Materials Processing Institute in the UK is developing ‘the world’s first zero emissions cement’ on an industrial scale after a successful R&D trial.
Cement 2 Zero uses recycled cement as the flux in the electric steel recycling process. When cooled and ground, the by-product delivers Portland cement clinker that can be blended to make ‘green’ cement.
The innovative work was carried out using the institute’s seven-tonne electric arc furnace on its Teesside campus. Doing so enabled engineers to observe how the process works on a large scale.
The preliminary findings are ‘encouraging’, according to Chris McDonald, ceo at the Materials Processing Institute. ‘The initial trial melt is a critical part of the project and a huge step towards creating a more efficient, environmentally friendly, and resource conscious manufacturing process contributing to the decarbonisation of the construction, cement and steel sectors.’

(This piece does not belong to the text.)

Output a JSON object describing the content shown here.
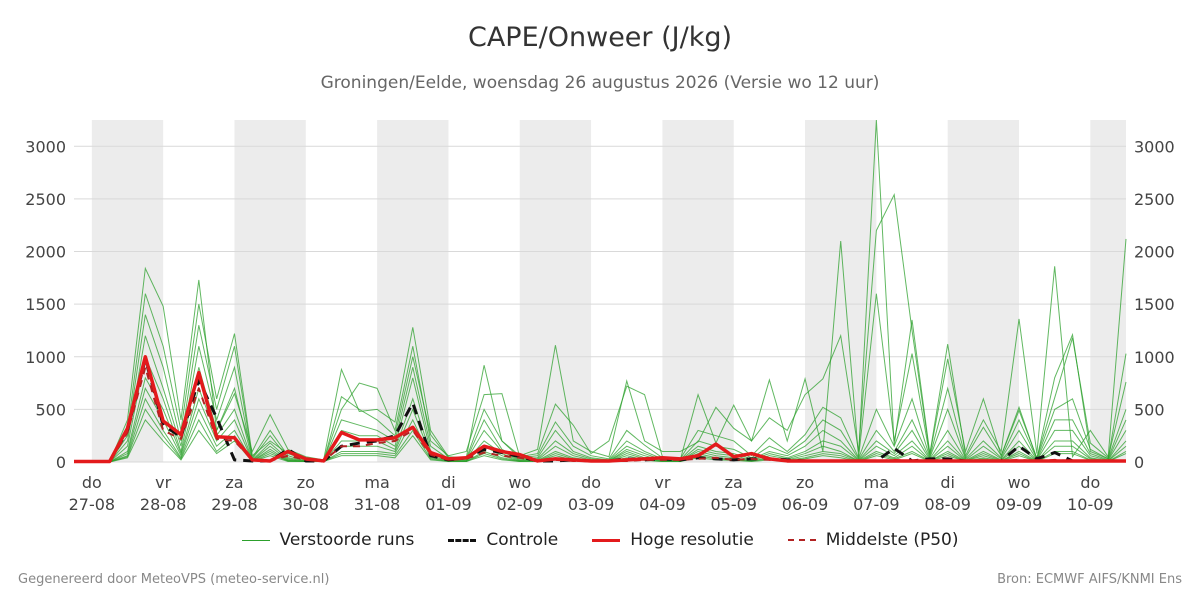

Three further melt tests will be carried out using the institute’s furnace. Following a series of further trials and risk assessments, the engineers will conduct industrial scale trial melts at Celsa Steel in Cardiff.
Other industry partners collaborating in the Cement 2 Zero project include Atkins, Balfour Beatty, Day Aggregates and Tarmac. Together, they have secured £6.5 million (EUR 7.5 million) of funding from the Government’s UK Research and Innovation agency.
The initial method was discovered by Cyrille Dunant at the University of Cambridge who found that the chemical composition of used cement is virtually identical to that of the lime flux used in conventional EAFs.